On August 15, 1912, a strike was declared by the Journeymen Plumbers’ Association against the defendants on the ground that the defendants had given out the contract for standpipes and fire lines to the H. Q. Vogel Company, a corporation employing steamfitters. The Plumbers’ Union claimed that the awarding of this contract to steamfitters instead of to plumbers was an interference with their rights and the rights and rules of the union. Plaintiff, therefore, claimed that it was prevented from proceeding with the work.
In brief, the strike was called because union steamfitters were doing the work instead of union plumbers. The defendants endeavored to persuade the plaintiff to proceed with his contract, and eventually was compelled to complete the same to his damage in the sum of $750. The sole question in the case was whether or not the plaintiff could avoid his contract through the *395interference of a labor union. The court submitted the case to the jury on the theory that the defendant gave the contract to the Vogel 'Company with the knowledge that trouble would occur between the labor unions and the contractors; that this operated to release the plaintiff from the performance of the contract, and entitled him to recover on a quantum meruit for the work actually done. We are of the opinion that this was error. The plaintiff was bound to complete his work whether or not he used union men. The defendants had an undoubted right to give the contract to the Vogel Company, as that company had a legal right to accept it. The defendants surrendered no right to manage their affairs by entering into the contract with the plaintiff. They were at liberty to let out work with other contractors for a different class of work, which in no way conflicted with the duty and obligation assumed by the plaintiff. The rule of law in this state is, that where a party by his own contract creates a duty or charge upon himself he is bound to make it good, notwithstanding any question of delay by inevitable necessity, because he might have provided against it by contract. Cameron-Hawn R. Co. v. City of Albany, 207 N. Y. 377; Harmony v. Bingham, 12 id. 99.

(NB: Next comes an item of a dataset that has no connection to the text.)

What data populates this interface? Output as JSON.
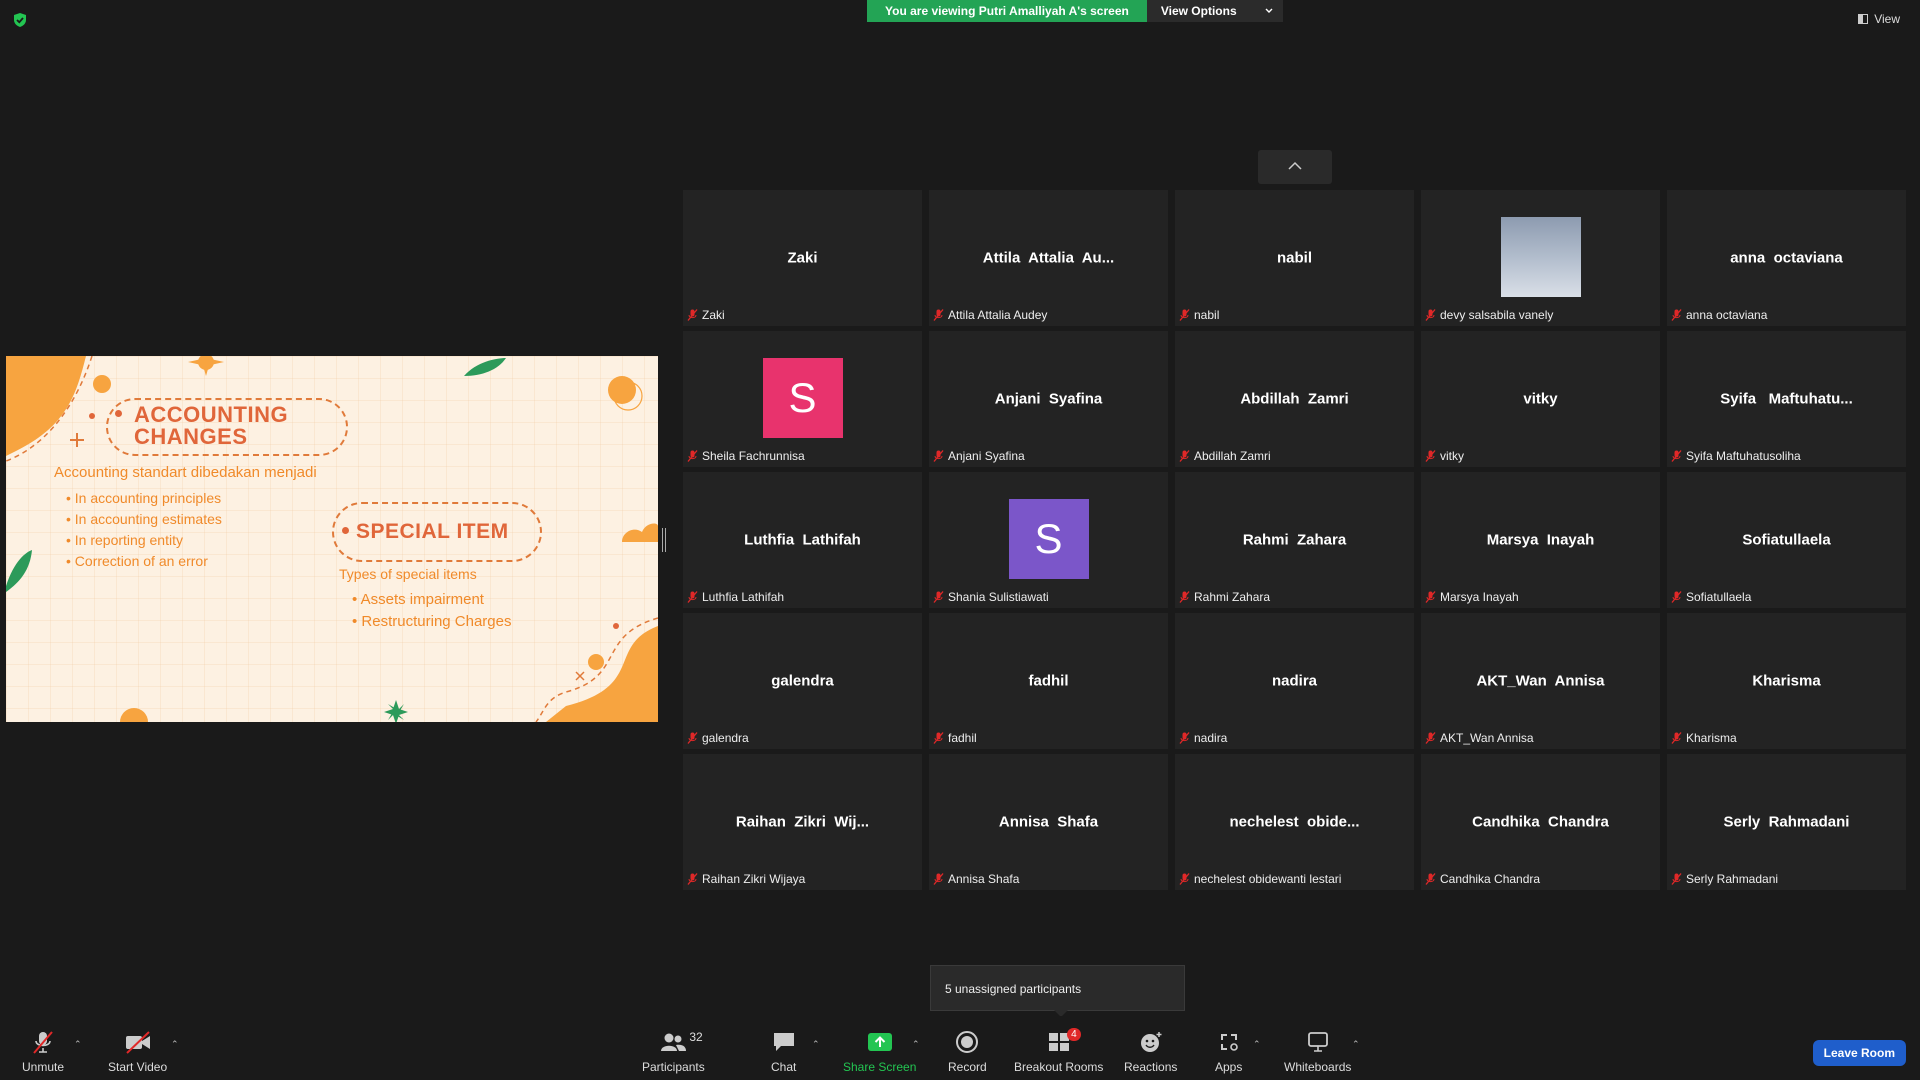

The plaintiff had. not even substantially performed his contract. He had done about one-fifth of the work. If he had been wrongfully discharged from his performance of the contract, and had been prevented by the defendants from completing it, the plaintiff had an undoubted right to ignore it and recover the value of the work done and the material furnished.
Upon the facts in this case he could not ignore his contract, and sue to recover on a quantum meruit unless he proved a substantial performance of it. *396Gersmann v. Walpole, 79 Misc. Rep. 50; Tinley v. Van Wert, 119 App. Div. 738.
The evidence does not show that there was an issue of fact in the case for the jury to consider.
Lehman and Hendrick, JJ., concur.
Judgment reversed, new trial ordered, with costs to appellant to abide event.